The Federal Government says it will prevent convicted child sexual abusers from hiding their assets in superannuation. 

Currently, victims of crime who launch civil action for compensation against their perpetrators are unable to access any funds held in the offender's superannuation.

This week, the government released a discussion paper outlining two proposals for the release of an offender's superannuation to satisfy unpaid compensation orders to their victims.

Under one proposed change, certain super contributions made by an offender before criminal proceedings would become available to the victim for compensation.

Courts would also be given access to Australian Taxation Office data about offenders' superannuation accounts so that more transparency can be used to assist victims.

The discussion paper says the proposed mechanisms would be available exclusively to victims and survivors of child sexual abuse in criminal or civil compensation proceedings. 

“Responses to this discussion paper will help inform the government's consideration of options to prevent child sexual abuse offenders from shielding their assets in the superannuation system,” the discussion paper states.

“The government is particularly concerned that, where they are personally liable for a compensation order, offenders have an incentive under the existing framework to shield assets in the superannuation system and deny victims and survivors access to redress in doing so.

“In recent years, there have been a number of high-profile reports of convicted child sexual abuse offenders deliberately hiding millions of dollars' worth of assets in superannuation accounts to defeat compensation claims.”

The announcement is the result of a campaign for change led by former Australian of the Year Grace Tame.

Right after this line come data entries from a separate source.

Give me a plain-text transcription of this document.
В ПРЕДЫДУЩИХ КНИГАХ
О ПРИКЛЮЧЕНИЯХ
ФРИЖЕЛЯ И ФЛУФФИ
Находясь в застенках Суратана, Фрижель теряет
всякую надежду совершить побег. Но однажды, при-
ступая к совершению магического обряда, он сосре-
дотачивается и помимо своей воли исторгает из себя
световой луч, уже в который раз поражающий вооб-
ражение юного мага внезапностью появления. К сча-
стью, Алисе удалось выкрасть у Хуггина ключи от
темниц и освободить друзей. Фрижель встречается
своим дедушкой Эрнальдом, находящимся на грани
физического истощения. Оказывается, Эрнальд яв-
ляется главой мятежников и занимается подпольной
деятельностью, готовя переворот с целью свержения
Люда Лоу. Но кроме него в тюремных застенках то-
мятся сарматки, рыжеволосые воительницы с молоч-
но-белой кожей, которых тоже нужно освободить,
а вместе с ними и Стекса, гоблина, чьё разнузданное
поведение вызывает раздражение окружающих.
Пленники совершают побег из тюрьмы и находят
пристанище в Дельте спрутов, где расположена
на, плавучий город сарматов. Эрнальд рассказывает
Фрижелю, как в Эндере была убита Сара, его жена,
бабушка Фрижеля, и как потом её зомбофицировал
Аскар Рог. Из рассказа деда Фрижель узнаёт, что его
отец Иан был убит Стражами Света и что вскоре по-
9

Ms Tame says the legal loophole is just one part of a system stacked against victim-survivors of sexual abuse.

“It's really important for people to understand the fundamental power imbalance between survivors and paedophiles,” she said in an interview last year.

“Where we seem to keep going wrong is in simplifying it to one between individuals – it isn't.

“And [this is] a classic example of systems abuse that remains unchanged.

“Instead of thinking of it in terms of individual perpetrators and individual victims, it is [actually] individual victims versus an entire machine.”

Consultation will close on February 16.